FILE - This undated file photo provided May 28, 2010 by Stanley Patz shows Patz's son Etan who vanished in New York on May 25, 1979. On Thursday, April 19, 2012, investigators began searching a basement near the Patz's apartment for human remains of the boy.(AP Photo/Stanley K. Patz, File) MANDATORY CREDIT, EDITORIAL USE ONLY, NO SALES, FOR USE ONLY IN ILLUSTRATING EDITORIAL STORIES REGARDING THE DISAPPEARANCE OF ETAN PATZ OR OTHER MISSING CHILDREN
NEW YORK (AP) — Investigators digging up the basement of a building in New York City's SoHo neighborhood in connection to the 1979 disappearance of a 6-year-old boy have stopped for the day.
FBI spokesman Jim Margolin says the halt Sunday was for several reasons, including the weather. Heavy rains are expected in the region Sunday night into Monday. The work in the basement is expected to resume Monday morning.
FBI officials are looking for any traces of Etan Patz (pronounced AY'-tahn payts). He was on his way to his school bus stop when he disappeared. He would have passed the stairwell leading to the basement during his walk.
Authorities say they began the search after an FBI dog indicated the scent of human remains in the room.
The basement now being searched was used at the time as a workspace for a handyman named Othniel Miller. He was interviewed after the boy went missing.

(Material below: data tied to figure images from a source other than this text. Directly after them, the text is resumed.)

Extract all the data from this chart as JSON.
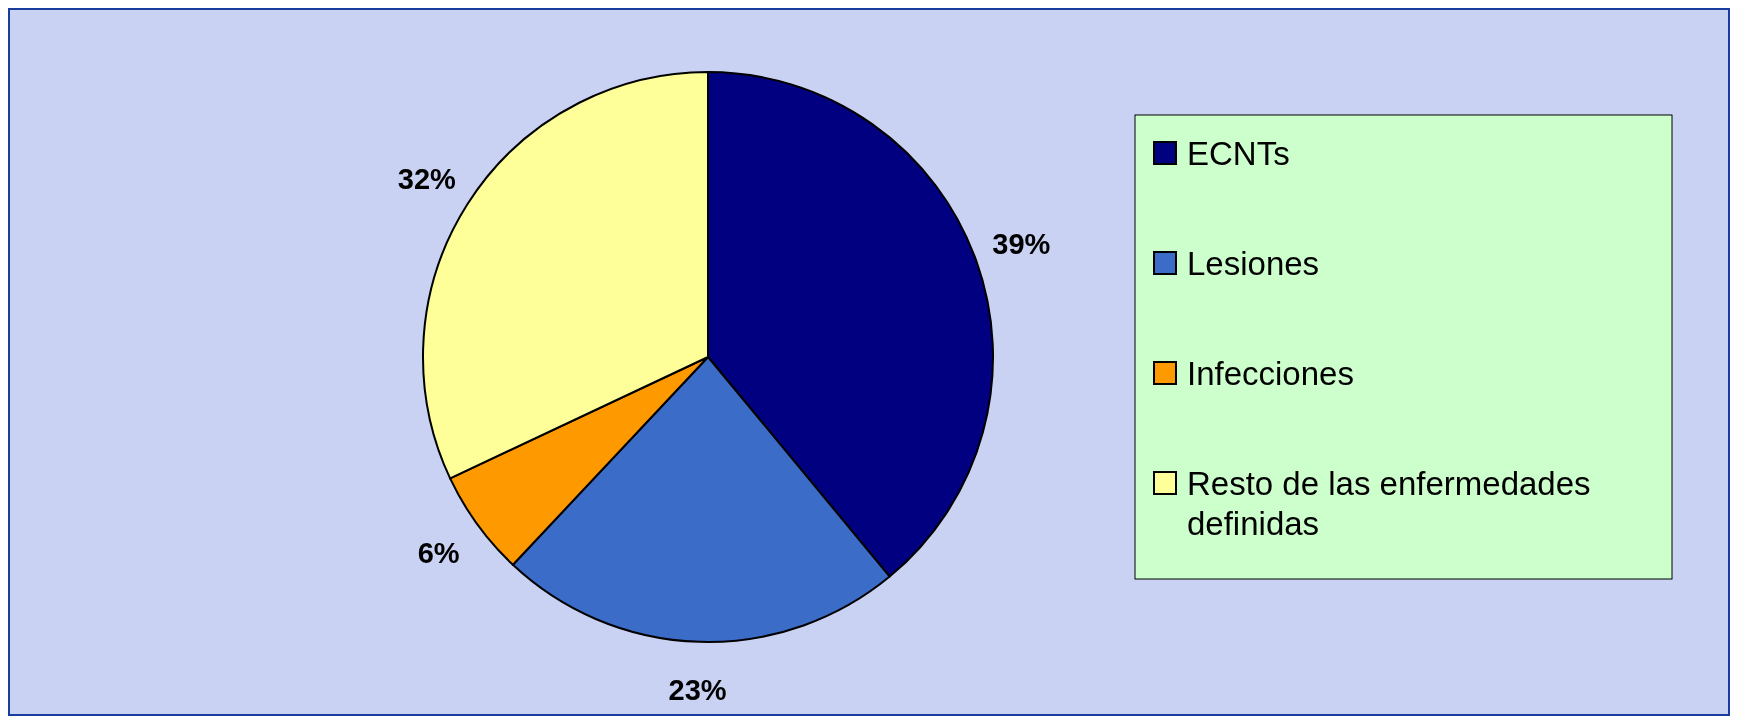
{
  "chart_data": {
    "type": "pie",
    "categories": [
      "ECNTs",
      "Lesiones",
      "Infecciones",
      "Resto de las enfermedades definidas"
    ],
    "values": [
      39,
      23,
      6,
      32
    ],
    "colors": [
      "#000080",
      "#3a6cc8",
      "#ff9900",
      "#ffff99"
    ],
    "value_labels": [
      "39%",
      "23%",
      "6%",
      "32%"
    ],
    "legend": "right"
  }
}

The 75-year-old Miller hasn't been named a suspect, and his lawyer, Michael C. Farkas, says he "has absolutely no responsibility for the terrible tragedy that befell young Etan Patz" and "decries these efforts to sully his good reputation and destroy his family."
Farkas told The Associated Press on Sunday that people with access to unconfirmed information about the Patz probe have leaked it to the news media "for their own inappropriate purposes."
Such "random bits of uncorroborated information and supposition," as Farkas called them, "serve no purpose in the public domain other than to skew public opinion and malign unfortunate individuals who cannot effectively respond."
This, he said, was "how innocent people become irreversibly branded as criminals."